Kyle Wren, OF, Milwaukee Brewers (Triple-A Colorado Springs)
Some combination of Kirk Nieuwenhuis, Keon Broxton and Ramon Flores was supposed to be keeping the center field job warm until top prospect Brett Phillips was ready to take over, likely at some point this season. It hasn’t worked out on either front, though, as that trio, despite Nieuwenhuis’ recent two-game hot streak (4-for-5, 3 HR) has struggled mightily at the plate and Phillips has not done enough with Double-A Biloxi. He’s probably pushed his big league ETA back to 2017.
I’m not sure what “Plan B” was when the season started, but Kyle Wren has played himself into position to be just that. Acquired from the Braves prior to the 2015 season — not long after his father was fired as Atlanta’s GM — Wren has the ability to play all three outfield spots, get on base and steal some bags.

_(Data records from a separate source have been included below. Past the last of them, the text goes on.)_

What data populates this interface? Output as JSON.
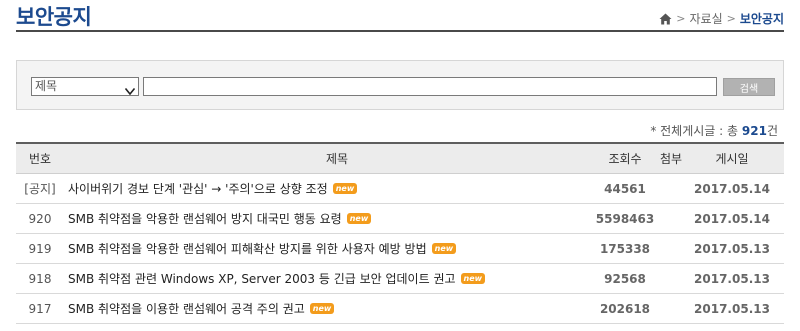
{
  "header": {
    "title": "보안공지",
    "breadcrumb": {
      "parent": "자료실",
      "current": "보안공지",
      "separator": ">"
    }
  },
  "search": {
    "field_selected": "제목",
    "query": "",
    "button_label": "검색"
  },
  "summary": {
    "prefix": "* 전체게시글 : 총",
    "count": "921",
    "suffix": "건"
  },
  "table": {
    "columns": {
      "number": "번호",
      "title": "제목",
      "views": "조회수",
      "attach": "첨부",
      "date": "게시일"
    },
    "badge_label": "new",
    "rows": [
      {
        "number": "[공지]",
        "title": "사이버위기 경보 단계 '관심' → '주의'으로 상향 조정",
        "views": "44561",
        "date": "2017.05.14"
      },
      {
        "number": "920",
        "title": "SMB 취약점을 악용한 랜섬웨어 방지 대국민 행동 요령",
        "views": "5598463",
        "date": "2017.05.14"
      },
      {
        "number": "919",
        "title": "SMB 취약점을 악용한 랜섬웨어 피해확산 방지를 위한 사용자 예방 방법",
        "views": "175338",
        "date": "2017.05.13"
      },
      {
        "number": "918",
        "title": "SMB 취약점 관련 Windows XP, Server 2003 등 긴급 보안 업데이트 권고",
        "views": "92568",
        "date": "2017.05.13"
      },
      {
        "number": "917",
        "title": "SMB 취약점을 이용한 랜섬웨어 공격 주의 권고",
        "views": "202618",
        "date": "2017.05.13"
      }
    ]
  },
  "colors": {
    "title_blue": "#1c4a8f",
    "badge_orange": "#f39c1c"
  },
  "icons": {
    "home": "home-icon",
    "select_caret": "chevron-down-icon"
  }
}
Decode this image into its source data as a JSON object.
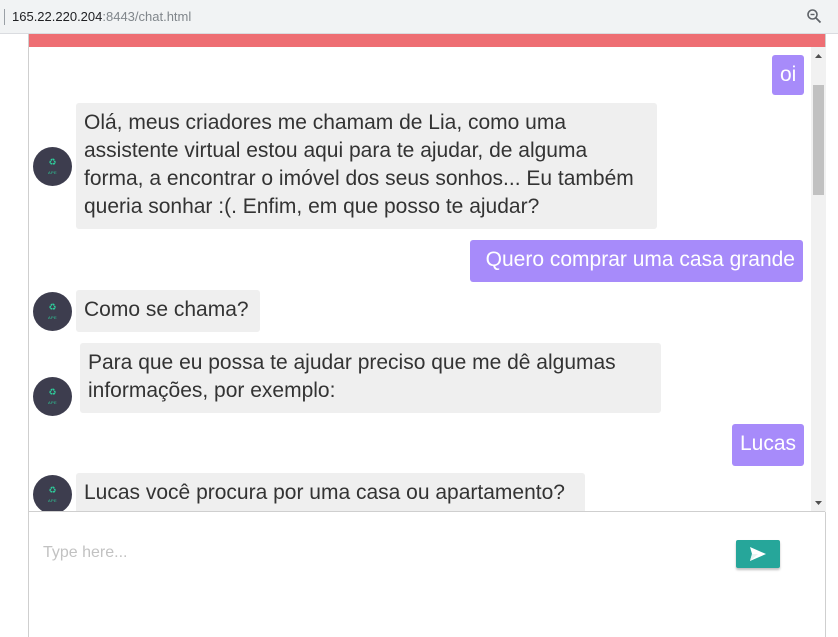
{
  "browser": {
    "url_host": "165.22.220.204",
    "url_rest": ":8443/chat.html",
    "zoom_icon": "zoom-icon"
  },
  "chat": {
    "accent_color": "#ee6e73",
    "user_bubble_color": "#a78bfa",
    "bot_bubble_color": "#efefef",
    "avatar_icon": "bot-avatar-icon",
    "avatar_label": "APE",
    "messages": [
      {
        "sender": "user",
        "text": "oi"
      },
      {
        "sender": "bot",
        "text": "Olá, meus criadores me chamam de Lia, como uma assistente virtual estou aqui para te ajudar, de alguma forma, a encontrar o imóvel dos seus sonhos... Eu também queria sonhar :(. Enfim, em que posso te ajudar?"
      },
      {
        "sender": "user",
        "text": "Quero comprar uma casa grande"
      },
      {
        "sender": "bot",
        "text": "Como se chama?"
      },
      {
        "sender": "bot",
        "text": "Para que eu possa te ajudar preciso que me dê algumas informações, por exemplo:"
      },
      {
        "sender": "user",
        "text": "Lucas"
      },
      {
        "sender": "bot",
        "text": "Lucas você procura por uma casa ou apartamento?"
      }
    ]
  },
  "composer": {
    "placeholder": "Type here...",
    "value": "",
    "send_icon": "send-icon",
    "send_color": "#26a69a"
  }
}
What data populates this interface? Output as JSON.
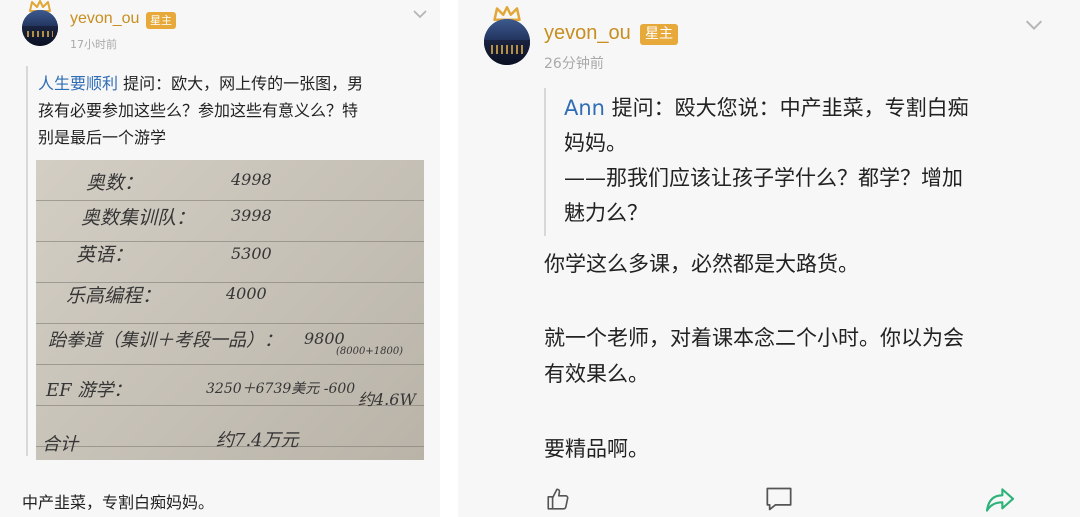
{
  "left_post": {
    "username": "yevon_ou",
    "badge": "星主",
    "time": "17小时前",
    "question_author": "人生要顺利",
    "question_line1": " 提问：欧大，网上传的一张图，男",
    "question_line2": "孩有必要参加这些么？参加这些有意义么？特",
    "question_line3": "别是最后一个游学",
    "photo_note": {
      "rows": [
        {
          "item": "奥数：",
          "price": "4998"
        },
        {
          "item": "奥数集训队：",
          "price": "3998"
        },
        {
          "item": "英语：",
          "price": "5300"
        },
        {
          "item": "乐高编程：",
          "price": "4000"
        },
        {
          "item": "跆拳道（集训＋考段一品）：",
          "price": "9800"
        },
        {
          "item": "EF 游学：",
          "price": "3250＋6739美元 -600"
        },
        {
          "item": "合计",
          "price": "约7.4万元"
        }
      ],
      "aside_sum": "(8000+1800)",
      "aside_total": "约4.6W"
    },
    "answer": "中产韭菜，专割白痴妈妈。"
  },
  "right_post": {
    "username": "yevon_ou",
    "badge": "星主",
    "time": "26分钟前",
    "question_author": "Ann",
    "question_line1": " 提问：殴大您说：中产韭菜，专割白痴",
    "question_line2": "妈妈。",
    "question_line3": "——那我们应该让孩子学什么？都学？增加",
    "question_line4": "魅力么？",
    "answer_p1": "你学这么多课，必然都是大路货。",
    "answer_p2_line1": "就一个老师，对着课本念二个小时。你以为会",
    "answer_p2_line2": "有效果么。",
    "answer_p3": "要精品啊。"
  },
  "icons": {
    "like": "thumbs-up-icon",
    "comment": "comment-icon",
    "share": "share-arrow-icon",
    "menu": "chevron-down-icon",
    "crown": "crown-icon"
  },
  "colors": {
    "username": "#c88e20",
    "badge_bg": "#e7a93a",
    "quote_author": "#2f6db5",
    "share_green": "#2db37a"
  }
}
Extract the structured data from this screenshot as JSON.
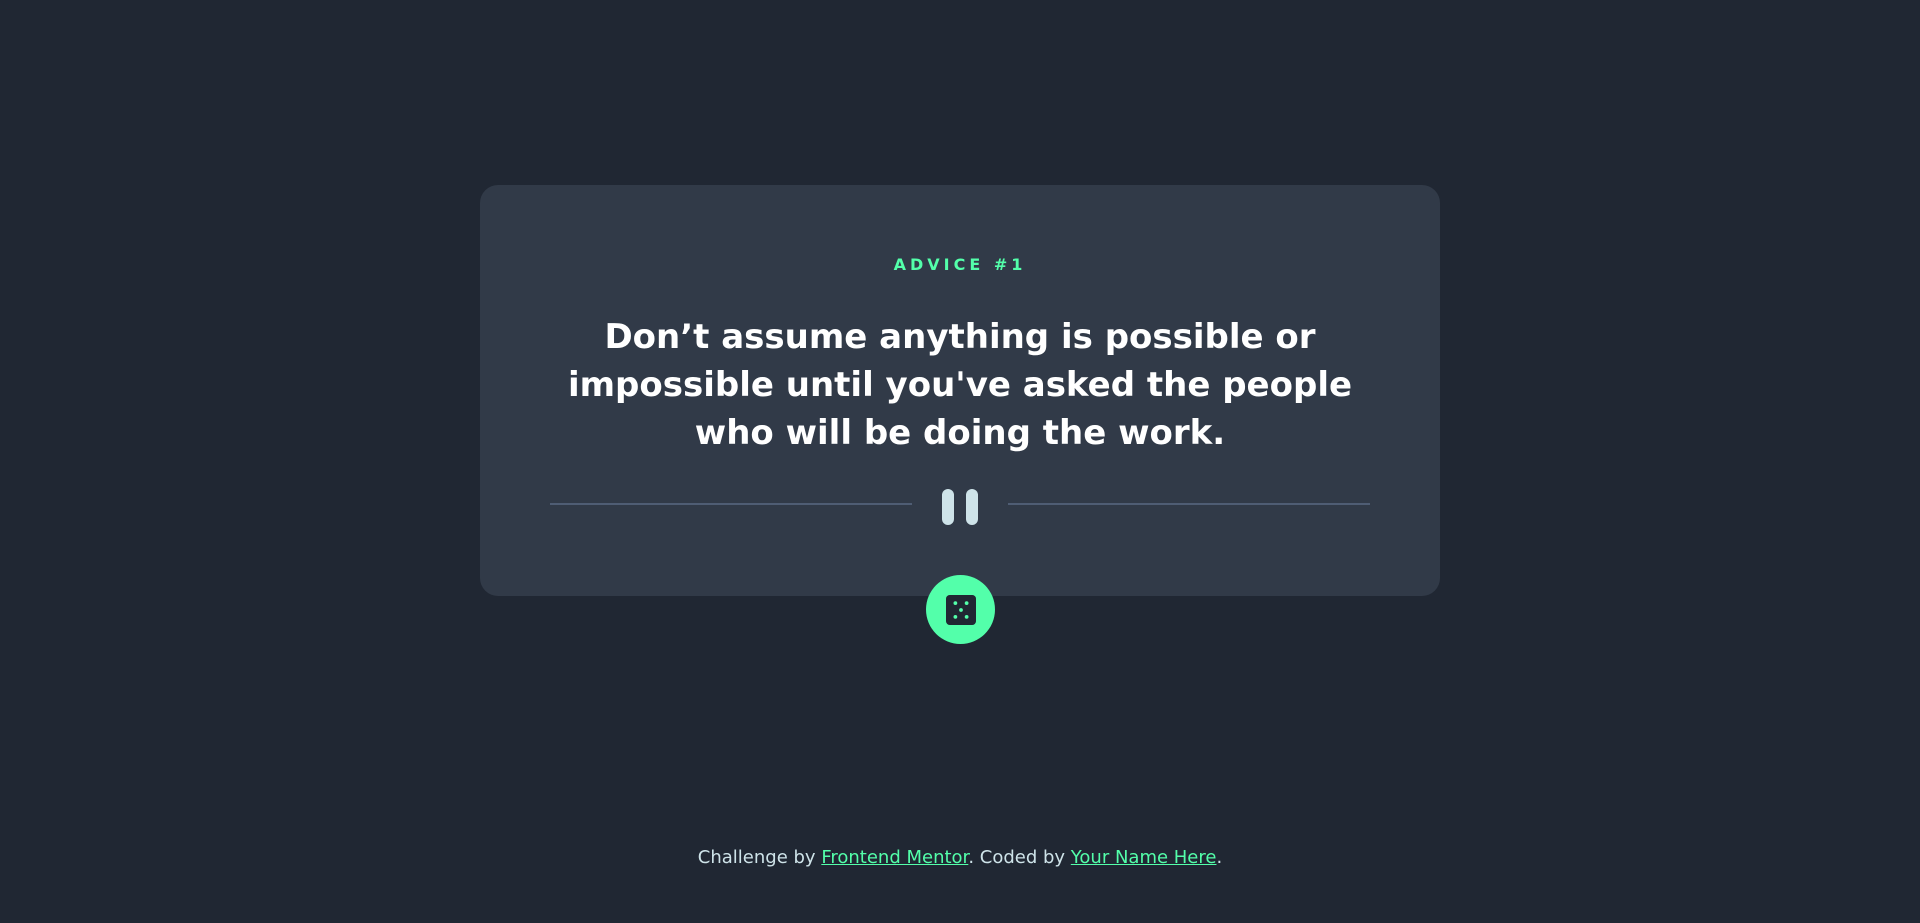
{
  "card": {
    "advice_label": "ADVICE #1",
    "quote": "Don’t assume anything is possible or impossible until you've asked the people who will be doing the work."
  },
  "dice_button": {
    "icon": "dice-icon"
  },
  "divider": {
    "icon": "pause-icon"
  },
  "footer": {
    "prefix": "Challenge by ",
    "link1": "Frontend Mentor",
    "middle": ". Coded by ",
    "link2": "Your Name Here",
    "suffix": "."
  },
  "colors": {
    "background": "#202733",
    "card": "#313a48",
    "accent": "#53ffaa",
    "text": "#ffffff",
    "muted": "#cee3e9",
    "divider": "#4f5d74"
  }
}
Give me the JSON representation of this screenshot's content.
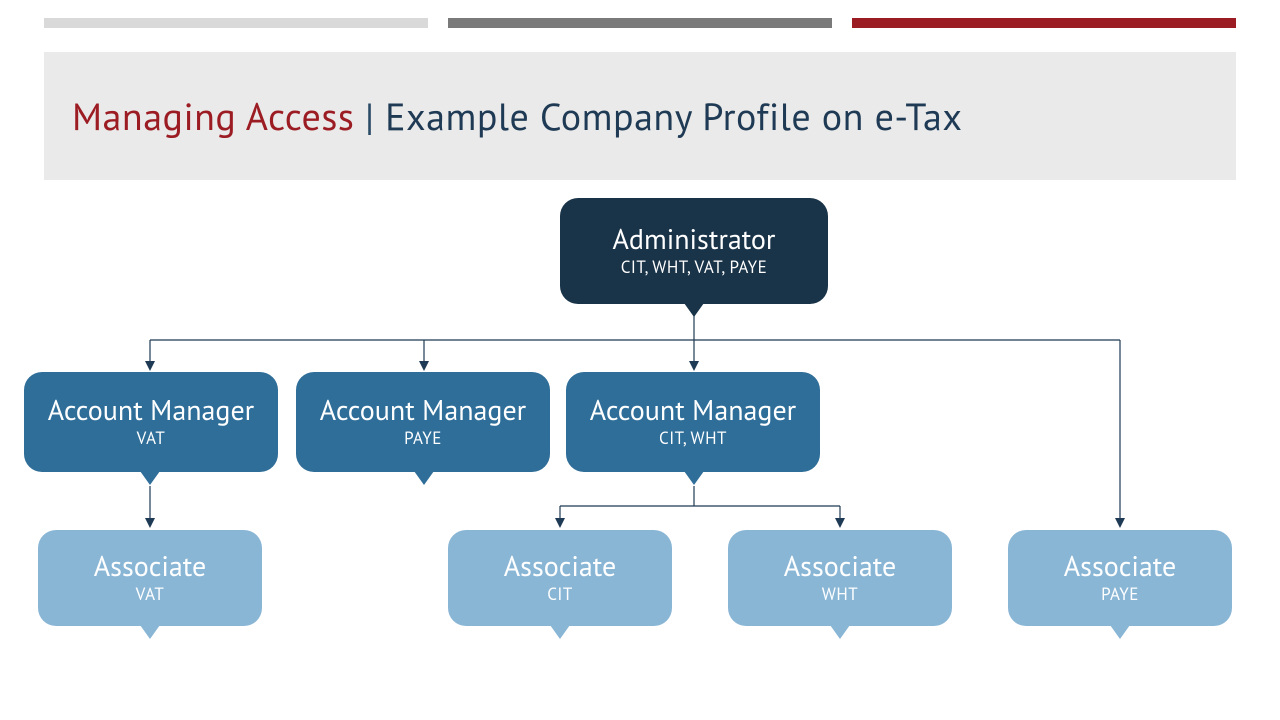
{
  "colors": {
    "bar_light": "#d9d9d9",
    "bar_mid": "#7a7a7a",
    "bar_red": "#9c1c23",
    "header_bg": "#eaeaea",
    "title_red": "#9c1c23",
    "title_blue": "#1f3a54",
    "node_dark": "#193348",
    "node_med": "#2f6e99",
    "node_light": "#8ab6d6"
  },
  "header": {
    "title_left": "Managing Access",
    "separator": " | ",
    "title_right": "Example Company Profile on e-Tax"
  },
  "nodes": {
    "admin": {
      "role": "Administrator",
      "sub": "CIT, WHT, VAT, PAYE"
    },
    "mgr_vat": {
      "role": "Account Manager",
      "sub": "VAT"
    },
    "mgr_paye": {
      "role": "Account Manager",
      "sub": "PAYE"
    },
    "mgr_cit": {
      "role": "Account Manager",
      "sub": "CIT, WHT"
    },
    "assoc_vat": {
      "role": "Associate",
      "sub": "VAT"
    },
    "assoc_cit": {
      "role": "Associate",
      "sub": "CIT"
    },
    "assoc_wht": {
      "role": "Associate",
      "sub": "WHT"
    },
    "assoc_paye": {
      "role": "Associate",
      "sub": "PAYE"
    }
  }
}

Since a promotion to Triple-A in early June, the 25-year-old Wren has a .914 OPS with more walks (26) than strikeouts (23) and 11 stolen bases in 13 chances. With Domingo Santana slow to return from an elbow injury that has sidelined him for nearly two months, not to mention again how unproductive Niewenhuis, Broxton and Flores have been, there’s no reason why Wren shouldn’t get a look over the final two months of the season.
“Knocking Down the Door” is a weekly feature that identifies minor leaguers who are making a case for a big league promotion.